This was just a crow

I am taking a break from writing brand new blog posts over the summer.

Instead of posting new work I am going to give readers the chance to read material from the archives of this blog.

Starting on Monday, a new-old blog post will appear here every two days, twenty of my favourites from the last four years.

See you all in September, and happy holidays.



My Crow

A crow flew into the tree outside my window.
It was not Ted Hughes’s crow, or Galway’s crow.
Or Frost’s, Pasternak’s, or Lorca’s crow.
Or one of Homer’s crows, stuffed with gore,
after the battle. This was just a crow.
That never fit in anywhere in its life,
or did anything worth mentioning.
It sat there on the branch for a few minutes.
Then picked up and flew beautifully
out of my life.

Raymond Carver

I first came across this poem sometime in the late 80s. I had devoured Fires: Essays, Poems, Stories (Picador, 1986) and was making busy with everything else of Carver’s I could get my hands on.

‘My Crow’ comes from In a Marine Light (Picador, 1998), Carver’s first full-length collection of poems to be published in Britain, drawing on the US collections Where Water Comes Together with Other Water and Ultramarine.

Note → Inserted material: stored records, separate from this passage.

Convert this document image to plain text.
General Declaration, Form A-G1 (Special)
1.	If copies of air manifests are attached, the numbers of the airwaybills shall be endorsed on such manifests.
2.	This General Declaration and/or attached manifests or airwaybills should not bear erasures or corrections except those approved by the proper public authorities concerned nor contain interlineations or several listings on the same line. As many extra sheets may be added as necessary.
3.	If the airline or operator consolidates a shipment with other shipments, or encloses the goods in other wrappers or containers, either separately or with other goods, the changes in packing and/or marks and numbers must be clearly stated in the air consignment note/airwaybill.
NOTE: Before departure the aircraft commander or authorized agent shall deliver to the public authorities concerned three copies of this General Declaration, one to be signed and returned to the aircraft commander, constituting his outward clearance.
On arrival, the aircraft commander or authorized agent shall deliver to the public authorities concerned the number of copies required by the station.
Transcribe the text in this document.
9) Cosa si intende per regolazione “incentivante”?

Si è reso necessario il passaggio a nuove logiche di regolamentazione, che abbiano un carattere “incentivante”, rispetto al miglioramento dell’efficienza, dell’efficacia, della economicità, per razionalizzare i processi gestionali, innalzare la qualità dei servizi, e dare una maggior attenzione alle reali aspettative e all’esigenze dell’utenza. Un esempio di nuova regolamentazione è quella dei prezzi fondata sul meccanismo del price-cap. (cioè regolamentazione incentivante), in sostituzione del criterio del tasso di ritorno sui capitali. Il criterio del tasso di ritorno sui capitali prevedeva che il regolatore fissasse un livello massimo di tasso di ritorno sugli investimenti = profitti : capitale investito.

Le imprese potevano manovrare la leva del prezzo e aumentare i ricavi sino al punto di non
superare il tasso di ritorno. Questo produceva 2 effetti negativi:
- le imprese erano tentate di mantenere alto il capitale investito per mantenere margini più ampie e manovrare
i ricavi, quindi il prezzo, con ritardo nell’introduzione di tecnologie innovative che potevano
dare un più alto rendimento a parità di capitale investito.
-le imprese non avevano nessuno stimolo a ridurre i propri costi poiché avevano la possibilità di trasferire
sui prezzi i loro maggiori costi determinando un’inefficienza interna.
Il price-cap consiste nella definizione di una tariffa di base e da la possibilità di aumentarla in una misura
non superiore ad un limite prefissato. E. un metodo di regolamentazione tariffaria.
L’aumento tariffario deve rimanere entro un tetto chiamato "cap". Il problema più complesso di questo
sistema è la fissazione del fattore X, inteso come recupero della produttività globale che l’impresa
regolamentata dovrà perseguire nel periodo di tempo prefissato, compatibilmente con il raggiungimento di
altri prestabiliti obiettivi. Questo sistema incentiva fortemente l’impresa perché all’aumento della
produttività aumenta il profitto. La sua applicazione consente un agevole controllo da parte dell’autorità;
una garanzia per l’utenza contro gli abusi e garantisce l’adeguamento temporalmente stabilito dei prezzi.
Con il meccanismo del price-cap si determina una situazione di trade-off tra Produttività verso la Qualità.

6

It halted me in my tracks.

This is not an exaggeration. The book kept me company in the peripatetic life I was leading then, on commutes between student accommodation, school placements and the place I still called ‘home’, where I was born and brought up and where my parents still lived.

The poem, of course, was about none of these things. Poems being what they are, it was also about all of them.

I loved the joke that is not quite stated, the simple and cheeky idea that Homer’s and Ted Hughes’s and Pasternak’s crow somehow have nothing on the crow of the speaker, the one that is sitting in the tree right outside the window of the room where the poem is being written.

Like a model of sane thinking, these inter-textual crows are allowed space to enter the poem, with all their grand and baggy influence, before being quietly shown the door. In this way the poem practises both noticing and acceptance which are at the heart of all engaged and creative thinking.

Margaret Boden calls this kind of thinking ‘merging’, where one space or domain or space is fused or merges with another. These days we might call this a mash-up. Other art forms (think of film, comedy and rap) have been doing it for years.

For all of that, what I most cherish is the poem’s bare-handedness. The lines are plain but awkward to say aloud, which is the point: the crow ‘never fit in anywhere in its life,/or did anything worth mentioning.’ It is a lesson in natural object as adequate symbol, in this case of all things ‘innocent, hapless, forsaken’, to use Theodore Roethke’s phrase. There is no fanfare or flag waving round the back of the poem saying ‘Notice me!’

In uniting writer and reader in the act of noticing, the curious effect of the poem is that it leaves the latter, rather than the speaker, the more noticed.